Zero Waste Scotland found that its own greatest emissions came from commuting and corporate travel, which it said was likely to be the same for others in the nation’s service industry.
Its plan also sets out how it aims to almost halve its total operational emissions from corporate travel, electricity, heat, waste and water within just three years by expanding past measures, including a successful no-fly zone, and switching more than half of its computer servers to renewable-powered virtual systems.
As the plan was produced before lockdown, Zero Waste Scotland is currently reviewing its proposed measures, illustrating the adaptability and agility which all organisations need. It estimates that the benefits of continuing homeworking long-term could reduce its own carbon footprint by almost 75% as initial extra emissions from one-off investment in extra equipment are outweighed over time by the ongoing environmental benefits of reduced emissions through less staff travel.
The linked report sharing Zero Waste Scotland’s successes and failures covers successful changes it has already made to how it procures and uses goods and materials, including switching to reusable milk bottles for staff kitchens and a competition-style cap and trade system to reduce printing.
The report was produced by the organisation’s ‘Green Team’, whose members include staff across different departments.

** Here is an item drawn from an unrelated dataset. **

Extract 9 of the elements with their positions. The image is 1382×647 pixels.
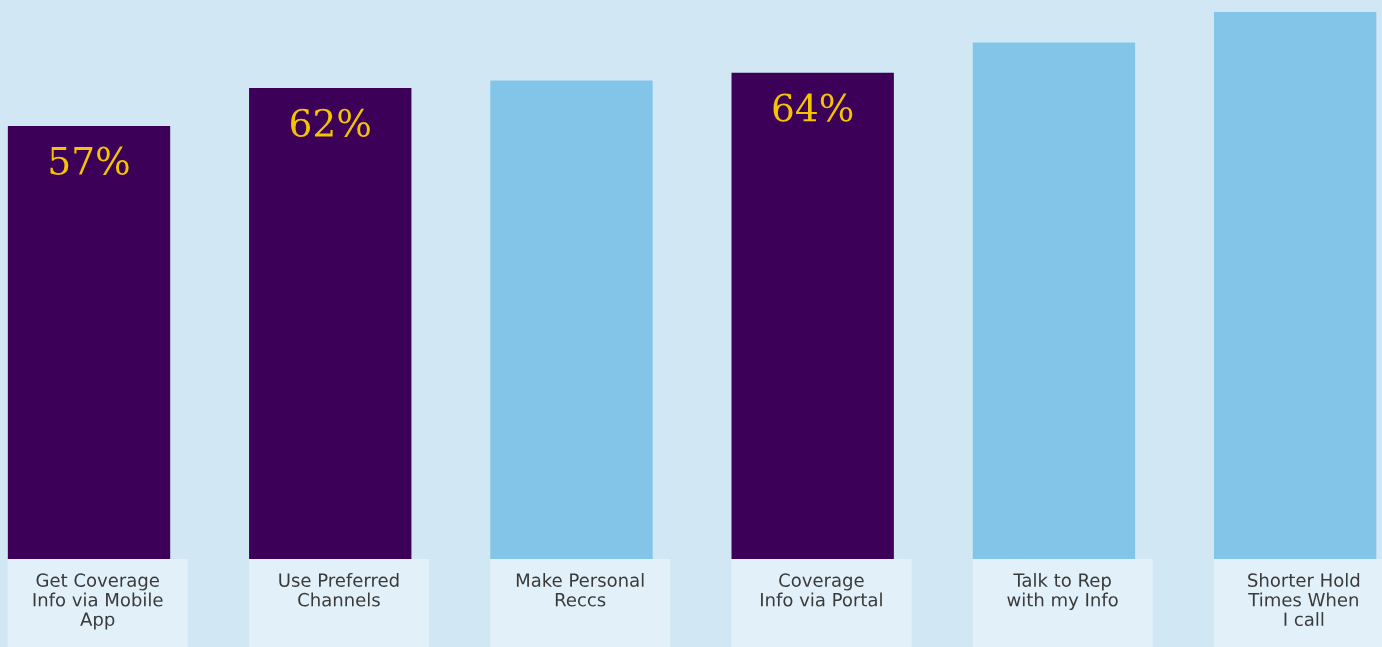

Their role includes explaining the measures the organisation takes to all employees to help foster a workplace culture where debate and action on net-zero is encouraged to maximise the chance of success, collaboration and innovation.
To help others follow its lead, Zero Waste Scotland also plans to make its own in-house method for calculating the environmental and economic costs of commuting publicly available to help other organisations assess whether increased homeworking or other changes reducing the impact of staff travel could significantly increase their progress towards net-zero too.
The guidance, produced to meet growing demand from the public and private sector for help, was welcomed by the Sustainable Scotland Network (SSN), Scotland’s climate change network for public sector organisations.
Kate Dapré, chair of SSN, added: “Our members work together to develop and use consistent and efficient ways to address the global climate emergency and to measure, report and reduce their own greenhouse gas emissions. Zero Waste Scotland’s Net-Zero Plan makes an important contribution as we all now focus on aligning our plans to the twin tasks of meeting our net-zero emissions targets and recovering from the current public health emergency. SSN is pleased to be working in partnership with Zero Waste Scotland to make sure public sector action is effective in delivering change.”
Around four-fifths of Scotland’s carbon footprint is caused by all the goods, materials and services which we produce, consume and often throw out after just one use. About half of these emissions are produced overseas where we import many everyday things from countries which are often poorer and more polluting than Scotland.
Scotland now has the world’s third greenest grid, which offers a strong foundation for building back better through the circular economy. This means reducing waste and maximising the value of limited resources by making things last through keeping them in a loop of use including reusing, repairing, remaking and finally recycling.